Lean proteins support strong muscles, healthy bones and optimal immune function. Protein also makes you feel satisfied between meals.
Fruits and vegetables are rich in antioxidants, vitamins, minerals and phytonutrients that have been shown to decrease the likelihood of developing a number of degenerative diseases including cancer, diabetes and neurological decline.
Healthy fats from nuts, seeds, avocados, olive oil, fish oil and grass-fed meat. Scientific research and epidemiological studies show that diets rich in Monounsaturated and Omega-3 fats dramatically reduce the instances of obesity, cancer, diabetes, heart disease and cognitive decline.

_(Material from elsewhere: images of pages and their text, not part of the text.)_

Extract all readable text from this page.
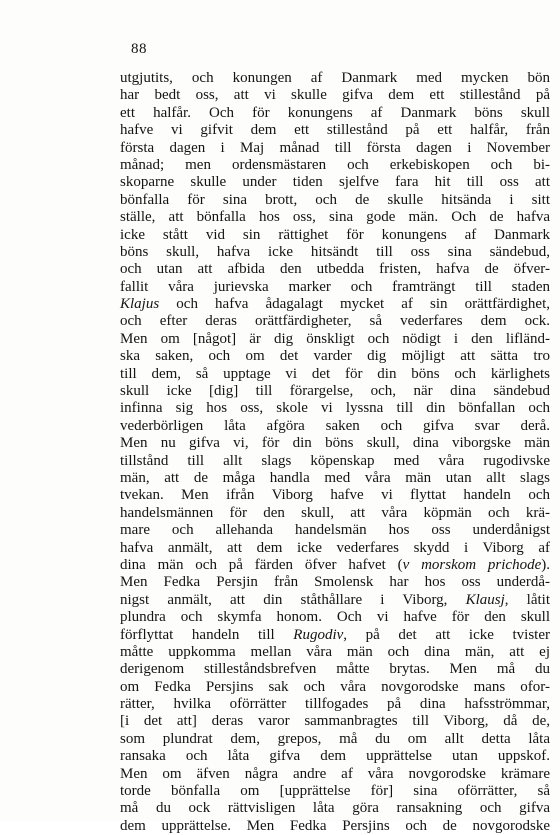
88
utgjutits, och konungen af Danmark med mycken bön
har bedt oss, att vi skulle gifva dem ett stillestånd på
ett halfår. Och för konungens af Danmark böns skull
hafve vi gifvit dem ett stillestånd på ett halfår, från
första dagen i Maj månad till första dagen i November
månad; men ordensmästaren och erkebiskopen och bi-
skoparne skulle under tiden sjelfve fara hit till oss att
bönfalla för sina brott, och de skulle hitsända i sitt
ställe, att bönfalla hos oss, sina gode män. Och de hafva
icke stått vid sin rättighet för konungens af Danmark
böns skull, hafva icke hitsändt till oss sina sändebud,
och utan att afbida den utbedda fristen, hafva de öfver-
fallit våra jurievska marker och framträngt till staden
Klajus och hafva ådagalagt mycket af sin orättfärdighet,
och efter deras orättfärdigheter, så vederfares dem ock.
Men om [något] är dig önskligt och nödigt i den lifländ-
ska saken, och om det varder dig möjligt att sätta tro
till dem, så upptage vi det för din böns och kärlighets
skull icke [dig] till förargelse, och, när dina sändebud
infinna sig hos oss, skole vi lyssna till din bönfallan och
vederbörligen låta afgöra saken och gifva svar derå.
Men nu gifva vi, för din böns skull, dina viborgske män
tillstånd till allt slags köpenskap med våra rugodivske
män, att de måga handla med våra män utan allt slags
tvekan. Men ifrån Viborg hafve vi flyttat handeln och
handelsmännen för den skull, att våra köpmän och krä-
mare och allehanda handelsmän hos oss underdånigst
hafva anmält, att dem icke vederfares skydd i Viborg af
dina män och på färden öfver hafvet (v morskom prichode).
Men Fedka Persjin från Smolensk har hos oss underdå-
nigst anmält, att din ståthållare i Viborg, Klausj, låtit
plundra och skymfa honom. Och vi hafve för den skull
förflyttat handeln till Rugodiv, på det att icke tvister
måtte uppkomma mellan våra män och dina män, att ej
derigenom stilleståndsbrefven måtte brytas. Men må du
om Fedka Persjins sak och våra novgorodske mans ofor-
rätter, hvilka oförrätter tillfogades på dina hafsströmmar,
[i det att] deras varor sammanbragtes till Viborg, då de,
som plundrat dem, grepos, må du om allt detta låta
ransaka och låta gifva dem upprättelse utan uppskof.
Men om äfven några andre af våra novgorodske krämare
torde bönfalla om [upprättelse för] sina oförrätter, så
må du ock rättvisligen låta göra ransakning och gifva
dem upprättelse. Men Fedka Persjins och de novgorodske
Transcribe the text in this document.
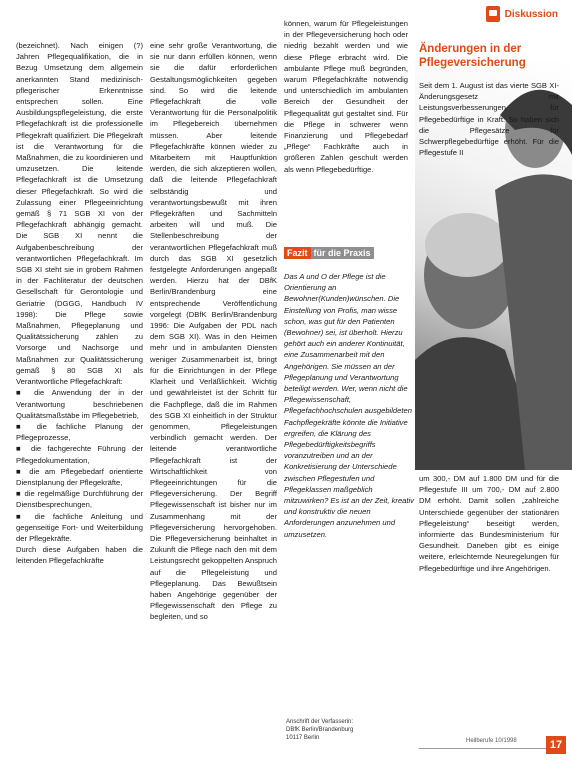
Diskussion

(bezeichnet). Nach einigen (?) Jahren Pflegequalifikation, die in Bezug Umsetzung dem allgemein anerkannten Stand medizinisch-pflegerischer Erkenntnisse entsprechen sollen. Eine Ausbildungspflegeleistung, die erste Pflegefachkraft ist die professionelle Pflegekraft qualifiziert. Die Pflegekraft ist die Verantwortung für die Maßnahmen, die zu koordinieren und umzusetzen. Die leitende Pflegefachkraft ist die Umsetzung dieser Pflegefachkraft. So wird die Zulassung einer Pflegeeinrichtung gemäß § 71 SGB XI von der Pflegefachkraft abhängig gemacht. Die SGB XI nennt die Aufgabenbeschreibung der verantwortlichen Pflegefachkraft. Im SGB XI steht sie in grobem Rahmen in der Fachliteratur der deutschen Gesellschaft für Gerontologie und Geriatrie (DGGG, Handbuch IV 1998): Die Pflege sowie Maßnahmen, Pflegeplanung und Qualitätssicherung zählen zu Vorsorge und Nachsorge und Maßnahmen zur Qualitätssicherung gemäß § 80 SGB XI als Verantwortliche Pflegefachkraft:
■ die Anwendung der in der Verantwortung beschriebenen Qualitätsmaßstäbe im Pflegebetrieb,
■ die fachliche Planung der Pflegeprozesse,
■ die fachgerechte Führung der Pflegedokumentation,
■ die am Pflegebedarf orientierte Dienstplanung der Pflegekräfte,
■ die regelmäßige Durchführung der Dienstbesprechungen,
■ die fachliche Anleitung und gegenseitige Fort- und Weiterbildung der Pflegekräfte.
Durch diese Aufgaben haben die leitenden Pflegefachkräfte

eine sehr große Verantwortung, die sie nur dann erfüllen können, wenn sie die dafür erforderlichen Gestaltungsmöglichkeiten gegeben sind. So wird die leitende Pflegefachkraft die volle Verantwortung für die Personalpolitik im Pflegebereich übernehmen müssen. Aber leitende Pflegefachkräfte können wieder zu Mitarbeitern mit Hauptfunktion werden, die sich akzeptieren wollen, daß die leitende Pflegefachkraft selbständig und verantwortungsbewußt mit ihren Pflegekräften und Sachmitteln arbeiten will und muß. Die Stellenbeschreibung der verantwortlichen Pflegefachkraft muß durch das SGB XI gesetzlich festgelegte Anforderungen angepaßt werden. Hierzu hat der DBfK Berlin/Brandenburg eine entsprechende Veröffentlichung vorgelegt (DBfK Berlin/Brandenburg 1996: Die Aufgaben der PDL nach dem SGB XI). Was in den Heimen mehr und in ambulanten Diensten weniger Zusammenarbeit ist, bringt für die Einrichtungen in der Pflege Klarheit und Verläßlichkeit. Wichtig und gewährleistet ist der Schritt für die Fachpflege, daß die im Rahmen des SGB XI einheitlich in der Struktur genommen, Pflegeleistungen verbindlich gemacht werden. Der leitende verantwortliche Pflegefachkraft ist der Wirtschaftlichkeit von Pflegeeinrichtungen für die Pflegeversicherung. Der Begriff Pflegewissenschaft ist bisher nur im Zusammenhang mit der Pflegeversicherung hervorgehoben. Die Pflegeversicherung beinhaltet in Zukunft die Pflege nach den mit dem Leistungsrecht gekoppelten Anspruch auf die Pflegeleistung und Pflegeplanung. Das Bewußtsein haben Angehörige gegenüber der Pflegewissenschaft den Pflege zu begleiten, und so

können, warum für Pflegeleistungen in der Pflegeversicherung hoch oder niedrig bezahlt werden und wie diese Pflege erbracht wird. Die ambulante Pflege muß begründen, warum Pflegefachkräfte notwendig und unterschiedlich im ambulanten Bereich der Gesundheit der Pflegequalität gut gestaltet sind. Für die Pflege in schwerer wenn Finanzierung und Pflegebedarf „Pflege“ Fachkräfte auch in größeren Zahlen geschult werden als wenn Pflegebedürftige.

Änderungen in der Pflegeversicherung

Seit dem 1. August ist das vierte SGB XI-Änderungsgesetz mit Leistungsverbesserungen für Pflegebedürftige in Kraft. So haben sich die Pflegesätze für Schwerpflegebedürftige erhöht. Für die Pflegestufe II

Fazit für die Praxis
Das A und O der Pflege ist die Orientierung an Bewohner(Kunden)wünschen. Die Einstellung von Profis, man wisse schon, was gut für den Patienten (Bewohner) sei, ist überholt. Hierzu gehört auch ein anderer Kontinuität, eine Zusammenarbeit mit den Angehörigen. Sie müssen an der Pflegeplanung und Verantwortung beteiligt werden. Wer, wenn nicht die Pflegewissenschaft, Pflegefachhochschulen ausgebildeten Fachpflegekräfte könnte die Initiative ergreifen, die Klärung des Pflegebedürftigkeitsbegriffs voranzutreiben und an der Konkretisierung der Unterschiede zwischen Pflegestufen und Pflegeklassen maßgeblich mitzuwirken? Es ist an der Zeit, kreativ und konstruktiv die neuen Anforderungen anzunehmen und umzusetzen.

um 300,- DM auf 1.800 DM und für die Pflegestufe III um 700,- DM auf 2.800 DM erhöht. Damit sollen „zahlreiche Unterschiede gegenüber der stationären Pflegeleistung“ beseitigt werden, informierte das Bundesministerium für Gesundheit. Daneben gibt es einige weitere, erleichternde Neuregelungen für Pflegebedürftige und ihre Angehörigen.

Anschrift der Verfasserin:
DBfK Berlin/Brandenburg
10117 Berlin	Heilberufe 10/1998	17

Saturated fat has been demonized by our health authorities and media. What is the basis for this position on Saturated fat? Are current recommendations for VERY low saturated fat intake justified? How much saturated fat (and what types), if any should one eat? Without a historical and scientific perspective these questions can be nearly impossible to answer. In this paper Prof. Cordain looks at the amounts and types of saturated fats found in the ancestral diet: Saturated fat consumption in ancestral human diets: implications for contemporary intakes. One of the greatest deviations away from our ancestral diet is the amounts and types of fat found in modern grain feed animals vs. the amounts and types of fats found in grass fed or wild meat, fowl and fish. What we observe is wild meat is remarkably lean, and has relatively low amounts of saturated fats, while supplying significant amounts of beneficial omega-3 fats such as EPA and DHA. In this paper Prof. Cordain and his team analyze the complete fatty acid profile from several species of wild deer and elk. The take home message is that free range meat is far healthier than conventional meat: Fatty acid analysis of wild ruminant tissues: Evolutionary implications for reducing diet-related chronic disease.